"I do not think I shall," said Mr. Edwin Barley. "Produce the will, and every behest in it shall be fulfilled. Failing a will, my wife's property becomes mine, and I shall act as I please by it."
The days went by; ten unhappy days. I spent most of my time with Miss Delves, seeing scarcely anything of Mr. Edwin Barley. Part of the time he was staying at his brother's, but now and then I met him in the passages or the hall. He would give me a nod, and pass by. I cannot describe my state of feeling, or how miserable the house appeared to me: I was as one unsettled in it, as one who lived in constant discomfort, fear, and dread; though, of what, I could not define. Jemima remarked one day that "Miss Hereford went about moithered, like a fish out of water."
The will did not turn up, and probably never would: neither was any clue given to the mystery of its disappearance. Meanwhile rumours of its loss grew rife in the household and in the neighbourhood: whether the lawyer talked, or Mr. Barley of the Oaks, and thus set them afloat, was uncertain, but it was thought to have been one or the other.
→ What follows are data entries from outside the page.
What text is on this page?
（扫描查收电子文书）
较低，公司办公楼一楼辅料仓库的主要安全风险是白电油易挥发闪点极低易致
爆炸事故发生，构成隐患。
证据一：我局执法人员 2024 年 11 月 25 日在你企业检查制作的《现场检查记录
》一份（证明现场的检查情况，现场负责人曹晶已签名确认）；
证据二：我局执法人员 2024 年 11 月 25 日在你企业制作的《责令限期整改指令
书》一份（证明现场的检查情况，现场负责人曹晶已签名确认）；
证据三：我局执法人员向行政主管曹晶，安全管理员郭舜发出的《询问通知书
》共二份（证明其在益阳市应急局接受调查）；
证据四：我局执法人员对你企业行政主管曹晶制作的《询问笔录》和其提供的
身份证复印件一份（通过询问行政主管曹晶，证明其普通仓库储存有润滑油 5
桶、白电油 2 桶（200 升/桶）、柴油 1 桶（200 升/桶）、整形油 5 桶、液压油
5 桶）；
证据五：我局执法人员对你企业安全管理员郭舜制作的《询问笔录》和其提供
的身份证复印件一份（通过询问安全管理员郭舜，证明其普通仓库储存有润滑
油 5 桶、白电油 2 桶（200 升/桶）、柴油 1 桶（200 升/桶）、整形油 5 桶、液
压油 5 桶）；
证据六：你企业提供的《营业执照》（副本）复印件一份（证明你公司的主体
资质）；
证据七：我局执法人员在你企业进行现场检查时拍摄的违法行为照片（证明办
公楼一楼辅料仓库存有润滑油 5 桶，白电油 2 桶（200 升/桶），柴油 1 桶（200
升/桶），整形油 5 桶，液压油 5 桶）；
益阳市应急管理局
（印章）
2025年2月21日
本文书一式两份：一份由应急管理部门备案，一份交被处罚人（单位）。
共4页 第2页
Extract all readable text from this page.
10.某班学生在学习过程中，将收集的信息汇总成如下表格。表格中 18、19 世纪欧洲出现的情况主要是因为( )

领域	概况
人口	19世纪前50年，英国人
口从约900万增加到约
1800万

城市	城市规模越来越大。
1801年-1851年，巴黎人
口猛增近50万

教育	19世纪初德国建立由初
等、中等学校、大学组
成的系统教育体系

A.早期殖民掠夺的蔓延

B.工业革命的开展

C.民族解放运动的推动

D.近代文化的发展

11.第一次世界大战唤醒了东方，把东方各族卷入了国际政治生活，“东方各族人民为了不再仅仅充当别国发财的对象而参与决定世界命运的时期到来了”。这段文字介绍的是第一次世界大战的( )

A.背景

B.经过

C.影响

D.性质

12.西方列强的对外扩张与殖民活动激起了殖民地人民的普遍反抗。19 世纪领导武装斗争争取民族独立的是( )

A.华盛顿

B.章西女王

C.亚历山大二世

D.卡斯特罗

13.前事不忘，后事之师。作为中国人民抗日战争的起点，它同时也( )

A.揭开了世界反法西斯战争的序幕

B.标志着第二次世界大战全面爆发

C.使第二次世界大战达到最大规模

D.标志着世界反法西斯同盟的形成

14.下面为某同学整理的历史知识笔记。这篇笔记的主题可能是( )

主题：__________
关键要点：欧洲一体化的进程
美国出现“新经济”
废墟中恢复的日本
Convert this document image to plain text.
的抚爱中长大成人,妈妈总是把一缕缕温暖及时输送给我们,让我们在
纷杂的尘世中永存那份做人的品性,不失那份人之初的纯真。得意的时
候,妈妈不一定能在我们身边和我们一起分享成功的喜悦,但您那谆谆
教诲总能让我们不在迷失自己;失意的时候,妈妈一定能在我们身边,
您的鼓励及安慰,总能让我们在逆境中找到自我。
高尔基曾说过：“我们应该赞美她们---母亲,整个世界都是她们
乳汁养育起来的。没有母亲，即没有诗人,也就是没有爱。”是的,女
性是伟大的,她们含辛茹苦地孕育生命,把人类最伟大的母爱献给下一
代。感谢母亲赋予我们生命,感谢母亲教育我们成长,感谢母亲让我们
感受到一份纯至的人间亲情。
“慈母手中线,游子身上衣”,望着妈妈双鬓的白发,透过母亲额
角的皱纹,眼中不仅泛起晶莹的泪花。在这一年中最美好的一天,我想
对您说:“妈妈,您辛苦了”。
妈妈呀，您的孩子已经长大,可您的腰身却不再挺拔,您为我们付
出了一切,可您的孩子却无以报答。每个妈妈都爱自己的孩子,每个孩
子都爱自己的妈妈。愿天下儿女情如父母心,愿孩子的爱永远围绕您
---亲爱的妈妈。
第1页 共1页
I know I had said nothing; Charlotte Delves said she had not; neither, beyond doubt, had Mr. Edwin Barley. When an acquaintance once asked him whether the report was true, he answered Yes, it was true so far as that Mr. Gregg said his late wife had made a will, and it could not be found; but his own belief was that she must have destroyed it again; he could not suspect any of the household would tamper with its mistress's private affairs.
One day Mr. Edwin Barley called me to him. I was standing by the large Michaelmas daisy shrub, and he passed along the path.
"Are you quite sure," he asked in his sternest tone, but perhaps it was only a serious one, "that you did not reopen the cabinet yourself, and do something with the parchment?"
"I never opened it again, sir. If I had, my aunt must have seen me. And I could not have done so," I added, recollecting myself, "for she kept the bunch of keys under her pillow."
"She was the only one, though, who knew where it was placed," muttered Mr. Edwin Barley to himself in allusion to me, as he walked on.
"It's a queer start about that will!" Jemima resentfully remarked that same night when she was undressing me. "And I don't half like it; I can tell you that, Miss Hereford. They may turn round on me next, and say I made away with it."
"That's not likely, Jemima. The will would not do you any good. Do you think it will ever be found?"
"It's to be hoped it will—with all this unpleasantness! I wish I had never come within hearing of it for my part. The day old Gregg and the young man were here, Charlotte Delves got hold of me, pumping me on this side, pumping me on that. Had they been up to Mrs. Edwin Barley? she asked: and what had their business been with her? She didn't get much out of me, but it made me as cross as two sticks. It is droll where the will can have gone! One can't suspect Mr. Edwin Barley of touching it; and I don't; but the loss makes him all the richer. That's the way of the world," concluded Jemima: "the more money one has, the more one gets added to it. It is said that he comes into possession of forty thousand pounds by the death of Philip King."